Imagine anyone being so ill informed that they think being able to apply for loans from FEMA - that you may get after fighting with FEMA for months or years - makes all those who lost their homes perfectly fine now
Then again, I can't imagine anyone laughing at the plight of these people like we saw earlier in this thread
Meanwhile back in the real world, Maui residents worry a rebuilt Lahaina could slip into the hands of wealthy outsiders (including big Democrat donors)
A fast-moving wildfire that incinerated much of the compact coastal settlement last week has multiplied concerns that any homes rebuilt there will be targeted at affluent outsiders seeking a tropical haven. That would turbo-charge what is already one of Hawaii’s gravest and biggest challenges: the exodus and displacement of Native Hawaiian and local-born residents who can no longer afford to live in their homeland.

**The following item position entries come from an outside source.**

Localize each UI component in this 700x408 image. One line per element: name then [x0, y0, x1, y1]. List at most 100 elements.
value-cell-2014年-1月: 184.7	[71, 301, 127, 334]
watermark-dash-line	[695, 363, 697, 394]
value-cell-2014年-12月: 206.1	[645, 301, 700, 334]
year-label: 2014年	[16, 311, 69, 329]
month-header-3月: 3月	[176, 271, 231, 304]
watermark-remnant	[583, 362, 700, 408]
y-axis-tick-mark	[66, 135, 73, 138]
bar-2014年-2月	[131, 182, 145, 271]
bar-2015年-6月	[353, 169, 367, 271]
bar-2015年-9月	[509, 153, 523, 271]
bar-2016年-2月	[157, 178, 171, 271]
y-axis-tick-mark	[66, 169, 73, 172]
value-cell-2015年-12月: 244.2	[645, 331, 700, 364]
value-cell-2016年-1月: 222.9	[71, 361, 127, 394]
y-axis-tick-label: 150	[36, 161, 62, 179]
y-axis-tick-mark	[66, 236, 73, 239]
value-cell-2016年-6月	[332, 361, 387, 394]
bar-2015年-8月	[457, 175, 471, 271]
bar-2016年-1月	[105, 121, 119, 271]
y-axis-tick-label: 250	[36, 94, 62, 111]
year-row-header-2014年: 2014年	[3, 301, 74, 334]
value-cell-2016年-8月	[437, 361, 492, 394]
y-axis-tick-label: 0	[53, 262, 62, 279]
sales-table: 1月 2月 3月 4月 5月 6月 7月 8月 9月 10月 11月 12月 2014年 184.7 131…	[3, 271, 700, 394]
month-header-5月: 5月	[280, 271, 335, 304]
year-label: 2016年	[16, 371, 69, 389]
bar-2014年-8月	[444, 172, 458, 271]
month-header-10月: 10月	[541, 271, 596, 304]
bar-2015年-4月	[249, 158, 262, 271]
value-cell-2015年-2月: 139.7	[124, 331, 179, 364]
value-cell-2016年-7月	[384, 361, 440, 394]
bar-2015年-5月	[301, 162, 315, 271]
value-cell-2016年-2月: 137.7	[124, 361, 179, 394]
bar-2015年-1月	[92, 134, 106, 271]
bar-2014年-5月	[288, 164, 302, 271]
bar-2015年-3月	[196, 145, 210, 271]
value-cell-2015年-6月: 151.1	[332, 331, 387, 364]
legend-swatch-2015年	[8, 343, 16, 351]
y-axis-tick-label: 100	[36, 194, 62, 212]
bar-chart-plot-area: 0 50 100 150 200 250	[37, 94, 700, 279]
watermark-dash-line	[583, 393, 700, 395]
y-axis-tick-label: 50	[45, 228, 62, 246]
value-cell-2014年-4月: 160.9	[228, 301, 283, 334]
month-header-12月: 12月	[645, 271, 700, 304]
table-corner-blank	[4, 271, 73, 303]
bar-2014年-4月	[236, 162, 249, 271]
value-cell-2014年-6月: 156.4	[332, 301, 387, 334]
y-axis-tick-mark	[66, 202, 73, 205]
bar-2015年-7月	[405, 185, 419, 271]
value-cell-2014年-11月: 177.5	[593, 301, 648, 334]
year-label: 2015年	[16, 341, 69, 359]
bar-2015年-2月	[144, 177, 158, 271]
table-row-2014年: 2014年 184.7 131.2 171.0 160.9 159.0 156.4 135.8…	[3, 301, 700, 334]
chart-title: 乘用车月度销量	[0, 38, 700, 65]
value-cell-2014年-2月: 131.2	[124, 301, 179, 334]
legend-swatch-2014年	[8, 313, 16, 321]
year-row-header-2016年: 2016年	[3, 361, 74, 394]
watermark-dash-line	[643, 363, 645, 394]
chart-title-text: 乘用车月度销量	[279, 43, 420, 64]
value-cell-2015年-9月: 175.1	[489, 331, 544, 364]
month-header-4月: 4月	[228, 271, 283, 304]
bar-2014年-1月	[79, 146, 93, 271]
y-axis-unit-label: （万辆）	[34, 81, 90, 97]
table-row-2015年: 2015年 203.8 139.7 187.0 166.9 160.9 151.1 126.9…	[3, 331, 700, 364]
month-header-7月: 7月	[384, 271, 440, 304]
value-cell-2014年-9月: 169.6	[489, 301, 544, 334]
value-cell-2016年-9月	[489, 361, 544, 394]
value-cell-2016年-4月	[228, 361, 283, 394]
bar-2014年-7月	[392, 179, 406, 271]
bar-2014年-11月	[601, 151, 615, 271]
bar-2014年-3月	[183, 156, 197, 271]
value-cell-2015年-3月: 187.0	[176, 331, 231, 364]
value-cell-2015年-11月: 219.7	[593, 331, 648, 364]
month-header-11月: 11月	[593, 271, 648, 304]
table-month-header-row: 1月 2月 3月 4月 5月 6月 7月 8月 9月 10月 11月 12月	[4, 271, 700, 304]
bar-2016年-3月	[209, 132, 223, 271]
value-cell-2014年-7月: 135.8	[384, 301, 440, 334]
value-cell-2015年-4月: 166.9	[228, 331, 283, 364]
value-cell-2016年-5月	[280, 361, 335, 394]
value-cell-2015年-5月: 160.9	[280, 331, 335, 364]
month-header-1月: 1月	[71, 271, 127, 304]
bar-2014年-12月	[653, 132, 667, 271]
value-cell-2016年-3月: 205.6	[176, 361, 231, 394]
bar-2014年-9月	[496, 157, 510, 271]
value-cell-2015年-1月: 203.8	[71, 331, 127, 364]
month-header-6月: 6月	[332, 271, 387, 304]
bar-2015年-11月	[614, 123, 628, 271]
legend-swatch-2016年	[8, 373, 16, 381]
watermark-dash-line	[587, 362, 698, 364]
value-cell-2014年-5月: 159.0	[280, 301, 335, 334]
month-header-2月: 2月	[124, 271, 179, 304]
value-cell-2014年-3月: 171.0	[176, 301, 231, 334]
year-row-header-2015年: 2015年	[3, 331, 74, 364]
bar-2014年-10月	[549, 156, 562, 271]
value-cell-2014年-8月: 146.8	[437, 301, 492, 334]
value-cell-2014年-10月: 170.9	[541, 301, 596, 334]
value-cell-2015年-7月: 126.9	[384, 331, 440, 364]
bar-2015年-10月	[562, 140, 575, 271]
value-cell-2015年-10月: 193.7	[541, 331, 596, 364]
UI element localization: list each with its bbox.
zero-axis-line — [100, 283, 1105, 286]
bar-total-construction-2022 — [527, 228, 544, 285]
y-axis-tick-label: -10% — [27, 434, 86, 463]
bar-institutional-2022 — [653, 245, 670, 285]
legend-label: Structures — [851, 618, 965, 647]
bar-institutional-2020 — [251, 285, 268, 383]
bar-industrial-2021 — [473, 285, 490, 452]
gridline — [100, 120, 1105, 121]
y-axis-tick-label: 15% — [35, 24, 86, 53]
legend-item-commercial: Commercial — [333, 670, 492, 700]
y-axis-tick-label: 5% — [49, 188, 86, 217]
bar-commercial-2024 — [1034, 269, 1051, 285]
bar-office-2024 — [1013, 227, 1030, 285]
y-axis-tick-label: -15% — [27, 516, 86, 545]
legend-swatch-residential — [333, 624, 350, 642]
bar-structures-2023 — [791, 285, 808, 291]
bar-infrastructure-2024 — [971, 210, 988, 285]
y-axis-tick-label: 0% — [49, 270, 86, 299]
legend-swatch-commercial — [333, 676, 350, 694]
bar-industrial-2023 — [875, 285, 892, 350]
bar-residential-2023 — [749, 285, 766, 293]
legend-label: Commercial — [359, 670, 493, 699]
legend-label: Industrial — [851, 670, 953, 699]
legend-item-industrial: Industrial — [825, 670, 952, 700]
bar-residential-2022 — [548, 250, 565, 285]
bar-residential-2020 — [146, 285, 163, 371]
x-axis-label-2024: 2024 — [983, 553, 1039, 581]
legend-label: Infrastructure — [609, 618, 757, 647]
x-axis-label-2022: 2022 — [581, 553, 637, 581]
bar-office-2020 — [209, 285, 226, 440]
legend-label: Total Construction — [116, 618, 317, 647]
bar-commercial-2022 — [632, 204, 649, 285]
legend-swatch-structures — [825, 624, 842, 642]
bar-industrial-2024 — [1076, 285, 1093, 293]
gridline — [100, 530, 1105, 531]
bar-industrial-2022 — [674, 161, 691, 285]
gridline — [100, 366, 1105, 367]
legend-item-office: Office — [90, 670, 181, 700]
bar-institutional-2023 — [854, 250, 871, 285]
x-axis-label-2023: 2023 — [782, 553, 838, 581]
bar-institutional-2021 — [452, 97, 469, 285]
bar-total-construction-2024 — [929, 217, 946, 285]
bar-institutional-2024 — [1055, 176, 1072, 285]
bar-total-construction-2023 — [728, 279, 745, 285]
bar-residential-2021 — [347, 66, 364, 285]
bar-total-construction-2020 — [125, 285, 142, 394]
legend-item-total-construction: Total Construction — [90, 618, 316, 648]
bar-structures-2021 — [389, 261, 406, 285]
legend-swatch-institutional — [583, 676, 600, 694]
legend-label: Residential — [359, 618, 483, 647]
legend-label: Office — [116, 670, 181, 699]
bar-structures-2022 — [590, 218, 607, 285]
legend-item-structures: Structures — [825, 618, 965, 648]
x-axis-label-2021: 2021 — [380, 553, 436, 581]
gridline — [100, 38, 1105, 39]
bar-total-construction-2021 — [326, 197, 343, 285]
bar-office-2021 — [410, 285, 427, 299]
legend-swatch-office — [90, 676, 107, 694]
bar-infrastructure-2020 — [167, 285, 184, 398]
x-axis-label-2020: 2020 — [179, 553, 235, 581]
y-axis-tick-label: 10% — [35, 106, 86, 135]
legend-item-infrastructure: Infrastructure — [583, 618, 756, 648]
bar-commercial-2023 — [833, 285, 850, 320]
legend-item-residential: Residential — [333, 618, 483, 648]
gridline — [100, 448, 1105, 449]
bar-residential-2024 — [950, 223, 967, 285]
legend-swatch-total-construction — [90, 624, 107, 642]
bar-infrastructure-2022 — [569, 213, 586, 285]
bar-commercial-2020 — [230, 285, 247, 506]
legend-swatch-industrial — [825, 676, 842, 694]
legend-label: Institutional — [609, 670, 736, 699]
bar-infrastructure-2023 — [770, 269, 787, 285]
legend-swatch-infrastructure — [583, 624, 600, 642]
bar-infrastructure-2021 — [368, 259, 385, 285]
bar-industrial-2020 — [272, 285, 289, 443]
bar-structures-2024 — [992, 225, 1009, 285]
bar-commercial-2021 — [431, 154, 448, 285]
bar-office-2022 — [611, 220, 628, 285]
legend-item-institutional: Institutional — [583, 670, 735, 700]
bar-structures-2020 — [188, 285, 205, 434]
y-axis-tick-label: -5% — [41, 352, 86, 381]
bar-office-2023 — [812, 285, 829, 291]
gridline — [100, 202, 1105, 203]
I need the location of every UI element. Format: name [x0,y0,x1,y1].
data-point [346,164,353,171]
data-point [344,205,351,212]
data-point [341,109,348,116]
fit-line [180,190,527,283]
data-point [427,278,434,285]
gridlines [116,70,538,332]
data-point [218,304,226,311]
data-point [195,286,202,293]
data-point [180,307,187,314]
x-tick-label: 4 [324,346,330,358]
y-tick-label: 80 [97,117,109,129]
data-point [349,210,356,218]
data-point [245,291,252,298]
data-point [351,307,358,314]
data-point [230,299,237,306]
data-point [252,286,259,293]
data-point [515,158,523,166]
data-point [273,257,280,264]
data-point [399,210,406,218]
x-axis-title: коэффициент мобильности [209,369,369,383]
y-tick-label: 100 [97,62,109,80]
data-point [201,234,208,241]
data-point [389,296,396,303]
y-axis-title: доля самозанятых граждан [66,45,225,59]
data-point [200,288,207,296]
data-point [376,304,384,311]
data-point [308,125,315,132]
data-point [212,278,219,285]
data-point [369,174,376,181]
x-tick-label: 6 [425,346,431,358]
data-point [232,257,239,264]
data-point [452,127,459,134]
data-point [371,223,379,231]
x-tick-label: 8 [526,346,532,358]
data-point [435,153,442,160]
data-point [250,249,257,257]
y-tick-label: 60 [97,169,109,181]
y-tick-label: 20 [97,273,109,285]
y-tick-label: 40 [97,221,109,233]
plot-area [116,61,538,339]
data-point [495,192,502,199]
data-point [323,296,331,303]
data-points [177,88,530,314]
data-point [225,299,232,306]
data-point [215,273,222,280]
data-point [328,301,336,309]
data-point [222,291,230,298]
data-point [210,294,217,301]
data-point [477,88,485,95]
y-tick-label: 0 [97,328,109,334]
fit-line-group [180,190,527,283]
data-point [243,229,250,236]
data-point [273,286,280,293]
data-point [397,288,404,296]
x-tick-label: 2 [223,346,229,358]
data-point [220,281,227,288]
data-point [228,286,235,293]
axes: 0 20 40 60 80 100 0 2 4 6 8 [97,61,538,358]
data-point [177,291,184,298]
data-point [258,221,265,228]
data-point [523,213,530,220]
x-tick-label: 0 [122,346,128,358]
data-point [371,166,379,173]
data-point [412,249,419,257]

“I’m more concerned of big land developers coming in and seeing this charred land as an opportunity to rebuild,” Palalay said Saturday at a shelter for evacuees.
Hotels and condos “that we can’t afford, that we can’t afford to live in — that’s what we’re afraid of,” he said.
.
.
The blaze torched Palalay’s restaurant, his neighborhood, his friends’ homes and possibly even the four-bedroom house where he pays $1,000 monthly to rent one room. He and his housemates haven’t had an opportunity to return to examine it themselves, though they’ve seen images showing their neighborhood in ruins.
.
.
The median price of a Maui home is $1.2 million, putting a single-family home out of reach for the typical wage earner. It’s not possible for many to even buy a condo, with the median condo price at $850,000.
Sterling Higa, the executive director of Housing Hawaii’s Future, a nonprofit organization that advocates for more housing in Hawaii, said the town is host to many houses that have been in the hands of local families for generations. But it’s also been subject to gentrification.
“So a lot of more recent arrivals — typically from the American mainland who have more money and can buy homes at a higher price — were to some extent displacing local families in Lahaina,” Higa said. It’s a phenomenon he has seen all along Maui’s west coast where a modest starter home two decades ago now sells for $1 million.
Residents with insurance or government aid may get funds to rebuild, but those payouts could take years and recipients may find it won’t be enough to pay rent or buy an alternate property in the interim.
Many on Kauai spent years fighting for insurance payments after Hurricane Iniki slammed into the island in 1992 and said the same could happen in Lahaina, Higa said.
“As they deal with this — the frustration of fighting insurance companies or fighting (the Federal Emergency Management Agency) — many of them may well leave because there are no other options,” Higa said.